Team Mentor: Andrew Edwards, Fisheries and Oceans Canada
The waters off the Pacific coast of Canada are home to numerous species of fish, many of which are commercially harvested. Scientists conduct stock assessments to provide advice to fisheries managers concerning the status of fish stocks (such as whether a population is currently healthy). The advice is used by managers to help set total allowable catches so that stocks can be harvested in a sustainable manner.
In many cases, stock assessments are conducted using mathematical population models. In particular, age-structured population models are used for long-lived rockfish species that can live for 100 years, as well as shorter-lived species such as Pacific Herring. A key input for age-structured models is a set of data comprising the ages of individual fish.
For rockfish, the age data are determined from otoliths – the ear bones of the fish. The otolith is a chronological recorder of the environmental conditions inhabited by the fish, the most influential of which is temperature. Changes in temperature create a stress that is recorded within the otolith microstructure. These changes usually correspond to seasonal changes. For example, the warmer, more-productive summer months allow fish to grow at a faster rate than in the colder, less-productive winter months. This leads to the otolith microstructure having larger summer growth zones and smaller winter growth zones (Figures 1 and 2). Two zones combined therefore represent one year of life. Experienced ‘age readers’ count the zones to determine the age of the fish. For Pacific Herring, ages are determined from scales rather than otoliths (Figure 3).
However, age determination is accompanied by several sources of error. Interpretation of zones can be difficult (see Figures). Subsequently, the age reader records a “most likely” age together with minimum and maximum ages.
In this project, we will aim to quantify this source of uncertainty. In a recent rockfish stock assessment a simple sensitivity test was performed, which assumed that a fish that was given an age of, say, 37, had an 80% probability of truly being age 37, a 10% probability of being age 36, and a 10% probability of being age 38. This example demonstrates aging imprecision (a random error). A second issue is aging bias, where there is a systematic under- or over-estimation of the true age of the fish. In most cases, the imprecision would be larger than that in the example above; therefore, an approach using probability distributions should be more realistic.
The focus of this project will be to determine probability distributions that characterize the aging uncertainty.

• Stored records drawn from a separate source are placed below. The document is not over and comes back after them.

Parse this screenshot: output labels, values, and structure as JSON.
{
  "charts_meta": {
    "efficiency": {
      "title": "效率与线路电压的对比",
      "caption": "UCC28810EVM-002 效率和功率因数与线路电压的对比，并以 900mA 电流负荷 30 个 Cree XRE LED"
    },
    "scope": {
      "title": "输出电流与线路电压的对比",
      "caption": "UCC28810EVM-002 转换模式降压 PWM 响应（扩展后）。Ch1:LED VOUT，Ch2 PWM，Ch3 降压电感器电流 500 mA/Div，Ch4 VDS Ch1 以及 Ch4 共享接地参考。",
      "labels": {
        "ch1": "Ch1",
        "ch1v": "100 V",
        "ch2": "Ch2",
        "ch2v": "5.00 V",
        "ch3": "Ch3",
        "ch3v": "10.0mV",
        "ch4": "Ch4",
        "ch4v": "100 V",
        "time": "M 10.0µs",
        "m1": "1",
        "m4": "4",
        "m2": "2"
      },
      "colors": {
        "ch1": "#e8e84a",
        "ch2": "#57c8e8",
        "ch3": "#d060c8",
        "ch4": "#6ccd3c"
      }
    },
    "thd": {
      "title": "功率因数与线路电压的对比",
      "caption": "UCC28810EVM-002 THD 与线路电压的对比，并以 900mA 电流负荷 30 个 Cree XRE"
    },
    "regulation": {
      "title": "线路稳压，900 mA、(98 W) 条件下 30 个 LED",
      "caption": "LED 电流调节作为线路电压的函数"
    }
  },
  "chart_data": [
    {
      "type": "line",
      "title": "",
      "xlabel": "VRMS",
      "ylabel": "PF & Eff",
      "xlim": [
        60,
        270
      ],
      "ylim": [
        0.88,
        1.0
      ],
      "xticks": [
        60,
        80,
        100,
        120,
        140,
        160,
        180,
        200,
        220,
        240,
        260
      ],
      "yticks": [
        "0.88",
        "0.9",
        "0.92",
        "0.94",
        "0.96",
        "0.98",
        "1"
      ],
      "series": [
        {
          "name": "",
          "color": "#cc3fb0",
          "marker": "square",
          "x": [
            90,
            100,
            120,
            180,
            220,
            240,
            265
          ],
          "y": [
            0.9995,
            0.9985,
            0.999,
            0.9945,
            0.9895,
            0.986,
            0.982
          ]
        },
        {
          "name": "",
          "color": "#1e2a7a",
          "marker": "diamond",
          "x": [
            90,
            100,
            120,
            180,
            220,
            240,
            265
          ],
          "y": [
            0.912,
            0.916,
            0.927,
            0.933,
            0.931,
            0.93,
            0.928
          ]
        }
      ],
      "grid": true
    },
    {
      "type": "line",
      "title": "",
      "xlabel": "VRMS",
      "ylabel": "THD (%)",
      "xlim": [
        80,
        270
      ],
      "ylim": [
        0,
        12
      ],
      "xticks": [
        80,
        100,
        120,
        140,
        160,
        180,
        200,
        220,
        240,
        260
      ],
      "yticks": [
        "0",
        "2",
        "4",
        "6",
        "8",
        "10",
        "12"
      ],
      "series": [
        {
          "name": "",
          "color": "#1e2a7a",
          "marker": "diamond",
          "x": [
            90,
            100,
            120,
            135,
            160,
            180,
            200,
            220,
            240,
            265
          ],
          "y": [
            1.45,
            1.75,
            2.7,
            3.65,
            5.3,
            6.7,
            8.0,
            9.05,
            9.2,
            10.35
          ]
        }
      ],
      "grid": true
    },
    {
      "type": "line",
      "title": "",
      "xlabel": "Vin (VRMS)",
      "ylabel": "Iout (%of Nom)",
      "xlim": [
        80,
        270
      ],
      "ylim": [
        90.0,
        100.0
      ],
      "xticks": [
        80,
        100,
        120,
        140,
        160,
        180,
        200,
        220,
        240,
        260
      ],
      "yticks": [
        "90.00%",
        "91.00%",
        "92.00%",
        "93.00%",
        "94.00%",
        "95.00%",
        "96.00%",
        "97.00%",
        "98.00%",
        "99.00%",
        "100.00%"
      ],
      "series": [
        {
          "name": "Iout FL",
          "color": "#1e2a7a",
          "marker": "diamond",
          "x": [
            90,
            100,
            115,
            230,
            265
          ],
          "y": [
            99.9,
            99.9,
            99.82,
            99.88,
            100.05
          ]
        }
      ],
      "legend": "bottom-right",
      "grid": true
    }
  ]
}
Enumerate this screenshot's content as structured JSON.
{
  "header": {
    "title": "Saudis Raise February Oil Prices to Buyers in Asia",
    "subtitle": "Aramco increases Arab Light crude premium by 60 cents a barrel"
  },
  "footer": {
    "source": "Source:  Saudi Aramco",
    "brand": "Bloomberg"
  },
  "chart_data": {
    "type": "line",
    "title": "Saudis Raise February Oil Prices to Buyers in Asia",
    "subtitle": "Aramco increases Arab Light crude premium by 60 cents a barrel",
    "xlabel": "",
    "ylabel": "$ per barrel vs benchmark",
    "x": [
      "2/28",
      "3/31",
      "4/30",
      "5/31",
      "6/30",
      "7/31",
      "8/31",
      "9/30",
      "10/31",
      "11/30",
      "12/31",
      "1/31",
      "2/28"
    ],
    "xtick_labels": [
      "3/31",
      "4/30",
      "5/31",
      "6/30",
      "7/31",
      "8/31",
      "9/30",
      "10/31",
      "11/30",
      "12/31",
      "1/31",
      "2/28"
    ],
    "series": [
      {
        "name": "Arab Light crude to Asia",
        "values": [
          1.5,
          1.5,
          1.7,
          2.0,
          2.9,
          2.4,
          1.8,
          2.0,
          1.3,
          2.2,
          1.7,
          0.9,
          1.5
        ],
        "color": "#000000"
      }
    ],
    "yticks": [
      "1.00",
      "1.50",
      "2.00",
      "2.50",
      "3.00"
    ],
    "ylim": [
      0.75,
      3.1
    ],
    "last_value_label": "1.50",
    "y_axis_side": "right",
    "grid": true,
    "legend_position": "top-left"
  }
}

Extensive data will be available, including the ranges estimated for each otolith by the readers. For quality control, a second reader independently ages some of the otoliths that were aged by the original reader, and such data may also be explored.
If time permits, the results will be used to re-run existing stock assessment code to determine the impact of including aging error on the model results, and on the consequent advice that is given to fisheries managers. Given the highly nonlinear nature of the age-structured population model, it is not possible to predict (without re-running the model) how the inclusion of aging error will affect the results.
This project will demonstrate to students the interesting mathematical problems that can arise when modelling ecological populations, and that solutions can have a direct influence on the setting of allowable catches, and thus on the health of fish stocks.
Necessary: background in probability distributions and matrix algebra. Desirable: familiarity with likelihood analysis and the R or C++ programming languages.
Fisheries, uncertainty, matrix algebra, mathematical ecology, population models.
Figure 1. Otolith from a Silvergray Rockfish estimated at 18 years old. All photographs from the Sclerochronology Laboratory, Pacific Biological Station, Fisheries and Oceans Canada.
Figure 2. Otolith from a Shortraker Rockfish estimated at 82 years old. The arrows show the first three years of growth.
Figure 3. Scale from a Pacific Herring estimated at 9 years old.